Le collectif dénonce que pour «respecter les contrats signés avec les multinationales étrangères et de manière à satisfaire ses exigences premières, Sonatrach a décidé d'opérer le «fracking» en soutenant, par un renfort sécuritaire extraordinaire, l'entreprise Halliburton, en charge des hydro-fracturations assassines. Ni les risques avérés d'affecter la population d'un point de vue sanitaire, ni les conséquences environnementales néfastes et malheureusement définitives, sur l'eau et l'environnement, ni les photos et vidéos prises sur le site du forage et qui montrent à quel point l'inconscience, le laxisme et la gabegie règnent sur ses chantiers, ne fera reculer Sonatrach», ajoute le communiqué.

Par ailleurs, les habitants de In Salah, mobilisés au sein de ce collectif, annoncent que «nous, citoyens algériens de In Salah, avons décidé d'empêcher l'entreprise de fracturer, en construisant un barrage humain sur le site du forage et en barrant la route à Halliburton». Le communiqué ajoute, également, que «les renforts de gendarmes ne nous arrêteront pas, et nous n'utiliserons aucune violence.
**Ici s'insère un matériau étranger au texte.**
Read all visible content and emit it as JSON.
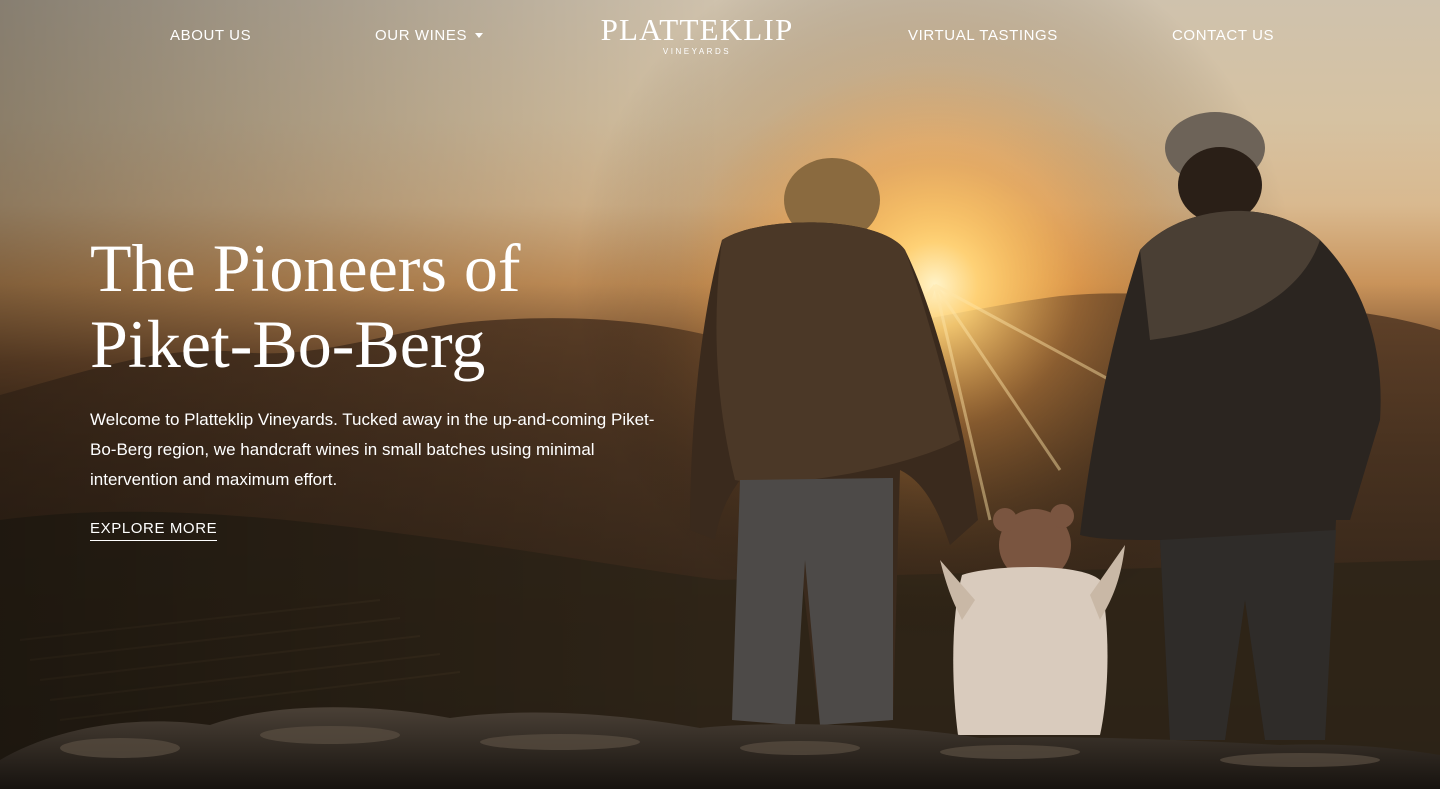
{
  "nav": {
    "about_label": "ABOUT US",
    "wines_label": "OUR WINES",
    "virtual_label": "VIRTUAL TASTINGS",
    "contact_label": "CONTACT US"
  },
  "logo": {
    "name": "PLATTEKLIP",
    "sub": "VINEYARDS"
  },
  "hero": {
    "headline_line1": "The Pioneers of",
    "headline_line2": "Piket-Bo-Berg",
    "intro": "Welcome to Platteklip Vineyards. Tucked away in the up-and-coming Piket-Bo-Berg region, we handcraft wines in small batches using minimal intervention and maximum effort.",
    "cta_label": "EXPLORE MORE"
  },
  "icons": {
    "dropdown": "chevron-down-icon"
  },
  "colors": {
    "text": "#ffffff",
    "sun": "#ffd98a",
    "sky": "#d6c2a2",
    "ground": "#2b2116"
  }
}
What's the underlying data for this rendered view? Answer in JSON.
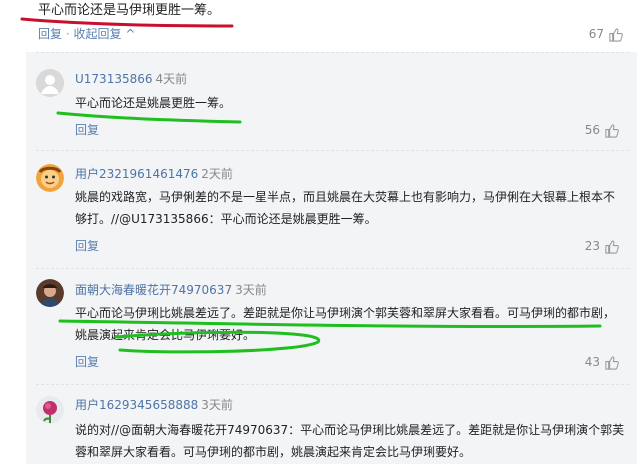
{
  "top": {
    "text": "平心而论还是马伊琍更胜一筹。",
    "reply_label": "回复",
    "separator": "·",
    "collapse_label": "收起回复",
    "collapse_arrow": "^",
    "likes": "67"
  },
  "comments": [
    {
      "username": "U173135866",
      "time": "4天前",
      "text": "平心而论还是姚晨更胜一筹。",
      "reply_label": "回复",
      "likes": "56",
      "avatar_icon": "default-avatar-icon"
    },
    {
      "username": "用户2321961461476",
      "time": "2天前",
      "text": "姚晨的戏路宽，马伊俐差的不是一星半点，而且姚晨在大荧幕上也有影响力，马伊俐在大银幕上根本不够打。//@U173135866：平心而论还是姚晨更胜一筹。",
      "reply_label": "回复",
      "likes": "23",
      "avatar_icon": "cartoon-avatar-icon"
    },
    {
      "username": "面朝大海春暖花开74970637",
      "time": "3天前",
      "text": "平心而论马伊琍比姚晨差远了。差距就是你让马伊琍演个郭芙蓉和翠屏大家看看。可马伊琍的都市剧，姚晨演起来肯定会比马伊琍要好。",
      "reply_label": "回复",
      "likes": "43",
      "avatar_icon": "photo-avatar-icon"
    },
    {
      "username": "用户1629345658888",
      "time": "3天前",
      "text": "说的对//@面朝大海春暖花开74970637：平心而论马伊琍比姚晨差远了。差距就是你让马伊琍演个郭芙蓉和翠屏大家看看。可马伊琍的都市剧，姚晨演起来肯定会比马伊琍要好。",
      "avatar_icon": "flower-avatar-icon"
    }
  ],
  "colors": {
    "link": "#5b7fb0",
    "annotation_red": "#c8102e",
    "annotation_green": "#1fbf1f",
    "thread_bg": "#f3f4f6"
  }
}
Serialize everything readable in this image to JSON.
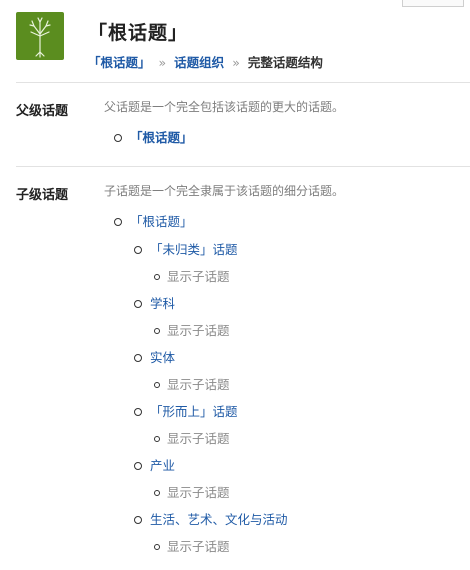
{
  "header": {
    "title": "「根话题」",
    "logo_icon": "tree-logo-icon",
    "breadcrumb": {
      "items": [
        "「根话题」",
        "话题组织",
        "完整话题结构"
      ],
      "separator": "»"
    }
  },
  "parent_section": {
    "label": "父级话题",
    "description": "父话题是一个完全包括该话题的更大的话题。",
    "items": [
      "「根话题」"
    ]
  },
  "child_section": {
    "label": "子级话题",
    "description": "子话题是一个完全隶属于该话题的细分话题。",
    "root": "「根话题」",
    "children": [
      {
        "label": "「未归类」话题",
        "sub": "显示子话题"
      },
      {
        "label": "学科",
        "sub": "显示子话题"
      },
      {
        "label": "实体",
        "sub": "显示子话题"
      },
      {
        "label": "「形而上」话题",
        "sub": "显示子话题"
      },
      {
        "label": "产业",
        "sub": "显示子话题"
      },
      {
        "label": "生活、艺术、文化与活动",
        "sub": "显示子话题"
      }
    ]
  },
  "colors": {
    "link": "#1f5aa6",
    "muted": "#8a8a8a",
    "logo_bg": "#5b8d1f"
  }
}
Nous sommes, depuis le premier jour, pacifiques, mais déterminés, même face aux forces sécuritaires qui, nous le savons, ne font qu'appliquer les ordres et qui sont déroutées, ayant conscience qu'il n'y a que des Algériens en face d'elles». Et puis, plus pratique, le collectif appelle la société civile française à se mobiliser pour dénoncer les agissements irresponsables de Total et Shlumberger, en Algérie. «Sachant que le commanditaire de ces projets est le gouvernement français, représenté sur place, par Total et Schlumberger, nous lançons un appel à la société civile française, afin qu'elle fasse pression sur son gouvernement et qu'il renonce à ses expérimentations sur notre population et notre environnement».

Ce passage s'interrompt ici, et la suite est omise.